Matter of Jennifer R. v Michael C.
2008 NY Slip Op 02681 [49 AD3d 443]
March 25, 2008
Appellate Division, First Department
Published by New York State Law Reporting Bureau pursuant to Judiciary Law § 431.
As corrected through Wednesday, May 14, 2008


In the Matter of Jennifer R., Respondent,
v
Michael C., Appellant.

[*1] Steven N. Feinman, White Plains, for appellant.

Order, Family Court, Bronx County (Carol Ann Stokinger, J.), entered on or about July 10, 2006, which denied respondent's objection to the Support Magistrate's order directing respondent to pay child support in the amount of $25 per month, unanimously affirmed, without costs.
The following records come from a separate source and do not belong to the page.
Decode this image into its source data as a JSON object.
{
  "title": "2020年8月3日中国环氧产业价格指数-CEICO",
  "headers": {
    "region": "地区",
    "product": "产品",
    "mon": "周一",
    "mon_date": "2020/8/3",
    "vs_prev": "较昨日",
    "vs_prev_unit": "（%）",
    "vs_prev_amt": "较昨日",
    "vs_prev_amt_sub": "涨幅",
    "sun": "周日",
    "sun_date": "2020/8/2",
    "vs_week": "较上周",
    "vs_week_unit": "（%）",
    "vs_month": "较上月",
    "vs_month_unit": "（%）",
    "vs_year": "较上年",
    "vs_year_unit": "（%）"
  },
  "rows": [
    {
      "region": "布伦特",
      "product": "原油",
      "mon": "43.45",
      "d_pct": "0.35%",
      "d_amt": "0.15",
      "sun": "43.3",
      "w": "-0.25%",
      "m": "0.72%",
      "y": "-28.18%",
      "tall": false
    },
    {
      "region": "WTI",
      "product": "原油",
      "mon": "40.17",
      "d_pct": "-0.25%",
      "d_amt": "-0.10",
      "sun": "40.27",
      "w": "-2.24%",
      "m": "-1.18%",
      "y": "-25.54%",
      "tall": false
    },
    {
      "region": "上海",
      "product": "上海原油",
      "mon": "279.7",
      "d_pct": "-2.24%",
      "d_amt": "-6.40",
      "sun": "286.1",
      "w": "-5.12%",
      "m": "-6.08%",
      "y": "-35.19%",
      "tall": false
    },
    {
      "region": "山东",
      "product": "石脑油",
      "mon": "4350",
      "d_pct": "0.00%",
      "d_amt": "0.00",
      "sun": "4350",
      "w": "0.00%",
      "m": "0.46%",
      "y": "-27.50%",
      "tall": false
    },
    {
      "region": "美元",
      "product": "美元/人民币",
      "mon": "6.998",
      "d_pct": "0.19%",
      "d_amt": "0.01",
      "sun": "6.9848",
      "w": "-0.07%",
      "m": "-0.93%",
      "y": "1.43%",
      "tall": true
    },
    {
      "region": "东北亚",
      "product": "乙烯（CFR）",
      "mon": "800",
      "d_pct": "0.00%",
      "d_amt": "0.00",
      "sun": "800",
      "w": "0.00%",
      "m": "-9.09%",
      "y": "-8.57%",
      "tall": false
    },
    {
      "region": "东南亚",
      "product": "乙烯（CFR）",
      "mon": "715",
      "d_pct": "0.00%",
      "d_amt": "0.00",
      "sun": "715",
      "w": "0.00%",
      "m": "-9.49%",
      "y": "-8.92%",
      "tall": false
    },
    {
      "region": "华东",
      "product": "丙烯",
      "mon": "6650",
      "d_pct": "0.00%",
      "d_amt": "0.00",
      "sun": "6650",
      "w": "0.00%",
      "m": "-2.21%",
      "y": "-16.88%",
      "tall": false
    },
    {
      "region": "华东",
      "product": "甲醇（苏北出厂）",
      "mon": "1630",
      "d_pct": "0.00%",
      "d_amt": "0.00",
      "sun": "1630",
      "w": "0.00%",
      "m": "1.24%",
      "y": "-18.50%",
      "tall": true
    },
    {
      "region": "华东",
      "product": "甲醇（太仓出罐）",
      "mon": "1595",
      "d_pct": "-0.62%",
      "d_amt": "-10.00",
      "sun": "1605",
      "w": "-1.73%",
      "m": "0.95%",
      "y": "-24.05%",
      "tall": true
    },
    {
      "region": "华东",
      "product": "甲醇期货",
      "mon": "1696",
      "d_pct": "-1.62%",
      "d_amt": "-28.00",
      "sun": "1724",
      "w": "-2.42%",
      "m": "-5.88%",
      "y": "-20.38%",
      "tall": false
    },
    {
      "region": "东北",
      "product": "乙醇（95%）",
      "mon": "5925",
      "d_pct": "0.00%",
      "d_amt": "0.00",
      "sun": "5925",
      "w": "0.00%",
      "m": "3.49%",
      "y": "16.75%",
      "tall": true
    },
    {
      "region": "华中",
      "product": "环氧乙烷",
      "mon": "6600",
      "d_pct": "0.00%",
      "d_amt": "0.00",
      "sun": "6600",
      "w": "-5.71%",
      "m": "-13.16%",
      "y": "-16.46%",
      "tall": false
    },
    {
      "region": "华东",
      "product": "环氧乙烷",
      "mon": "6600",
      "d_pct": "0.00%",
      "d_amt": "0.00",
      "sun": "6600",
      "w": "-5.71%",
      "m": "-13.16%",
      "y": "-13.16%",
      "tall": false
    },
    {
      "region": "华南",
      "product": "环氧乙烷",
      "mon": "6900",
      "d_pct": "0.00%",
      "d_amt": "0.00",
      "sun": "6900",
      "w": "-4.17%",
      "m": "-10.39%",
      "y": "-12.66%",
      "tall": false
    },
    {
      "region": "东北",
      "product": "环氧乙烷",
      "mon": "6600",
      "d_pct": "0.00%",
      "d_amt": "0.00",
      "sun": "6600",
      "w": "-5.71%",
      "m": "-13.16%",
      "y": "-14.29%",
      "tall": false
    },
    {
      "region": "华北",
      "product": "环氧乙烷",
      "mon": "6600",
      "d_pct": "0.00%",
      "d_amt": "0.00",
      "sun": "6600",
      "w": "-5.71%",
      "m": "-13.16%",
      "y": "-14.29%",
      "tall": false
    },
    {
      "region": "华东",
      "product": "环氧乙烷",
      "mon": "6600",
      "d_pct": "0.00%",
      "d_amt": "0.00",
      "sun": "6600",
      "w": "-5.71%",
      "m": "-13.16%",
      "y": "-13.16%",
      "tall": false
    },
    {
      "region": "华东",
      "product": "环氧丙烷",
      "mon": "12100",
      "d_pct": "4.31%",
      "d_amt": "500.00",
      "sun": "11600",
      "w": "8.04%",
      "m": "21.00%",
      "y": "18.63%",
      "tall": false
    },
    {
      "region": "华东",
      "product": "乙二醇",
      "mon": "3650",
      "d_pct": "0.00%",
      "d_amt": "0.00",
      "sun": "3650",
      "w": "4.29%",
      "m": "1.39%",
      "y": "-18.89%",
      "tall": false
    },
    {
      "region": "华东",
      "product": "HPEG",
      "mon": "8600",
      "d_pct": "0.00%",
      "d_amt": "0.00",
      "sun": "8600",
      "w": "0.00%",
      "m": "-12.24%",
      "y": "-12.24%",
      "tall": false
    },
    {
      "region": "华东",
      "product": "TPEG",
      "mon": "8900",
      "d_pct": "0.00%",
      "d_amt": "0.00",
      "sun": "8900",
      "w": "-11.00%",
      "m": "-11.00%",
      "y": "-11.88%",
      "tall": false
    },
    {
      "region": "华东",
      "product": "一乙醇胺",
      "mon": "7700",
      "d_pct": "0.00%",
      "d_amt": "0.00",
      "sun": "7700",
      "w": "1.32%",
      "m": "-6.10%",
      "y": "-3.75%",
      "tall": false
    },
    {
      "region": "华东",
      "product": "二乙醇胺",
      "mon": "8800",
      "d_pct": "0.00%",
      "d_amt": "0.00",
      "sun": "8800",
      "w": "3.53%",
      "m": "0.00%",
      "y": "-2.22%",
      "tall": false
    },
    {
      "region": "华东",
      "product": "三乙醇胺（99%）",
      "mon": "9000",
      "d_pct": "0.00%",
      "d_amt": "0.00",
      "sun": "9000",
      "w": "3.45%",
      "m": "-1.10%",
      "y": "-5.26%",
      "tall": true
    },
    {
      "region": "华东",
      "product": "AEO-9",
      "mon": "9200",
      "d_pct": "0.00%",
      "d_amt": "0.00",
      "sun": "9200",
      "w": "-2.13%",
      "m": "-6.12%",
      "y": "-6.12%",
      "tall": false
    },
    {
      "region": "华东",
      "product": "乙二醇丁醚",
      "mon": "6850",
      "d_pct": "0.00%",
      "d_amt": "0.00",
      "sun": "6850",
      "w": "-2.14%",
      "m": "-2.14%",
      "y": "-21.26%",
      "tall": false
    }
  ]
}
While respondent correctly points out that the irrebuttable mandatory minimum child support award of $25 per month set forth in Family Court Act § 413 (1) (g) is preempted under the Supremacy Clause (42 USC § 667 [b] [2]; Matter of Rose v Moody, 83 NY2d 65, 71-72 [1993], cert denied sub nom. Attorney General of N.Y. v Moody, 511 US 1084 [1994]; Matter of Lanzi v Lanzi, 298 AD2d 53, 56 [2002]), a review of the Family Court order at issue reveals that the $25 award was made pursuant to Family Court Act § 413 (1) (a), which provides, in relevant part, that "the parents of a child under the age of twenty-one years are chargeable with the support of such child and, if possessed of sufficient means or able to earn such means, shall be required to pay for child support a fair and reasonable sum as the court may determine" (emphasis added). Accordingly, we find that the child support award herein does not run afoul of the Supremacy Clause and, after a review of the record, further find that the Family Court did not err in ordering respondent to pay child support in the amount of $25 per month (see Aregano v Aregano, 289 AD2d 1081 [2001]). Concur—Tom, J.P., Mazzarelli, Nardelli and McGuire, JJ.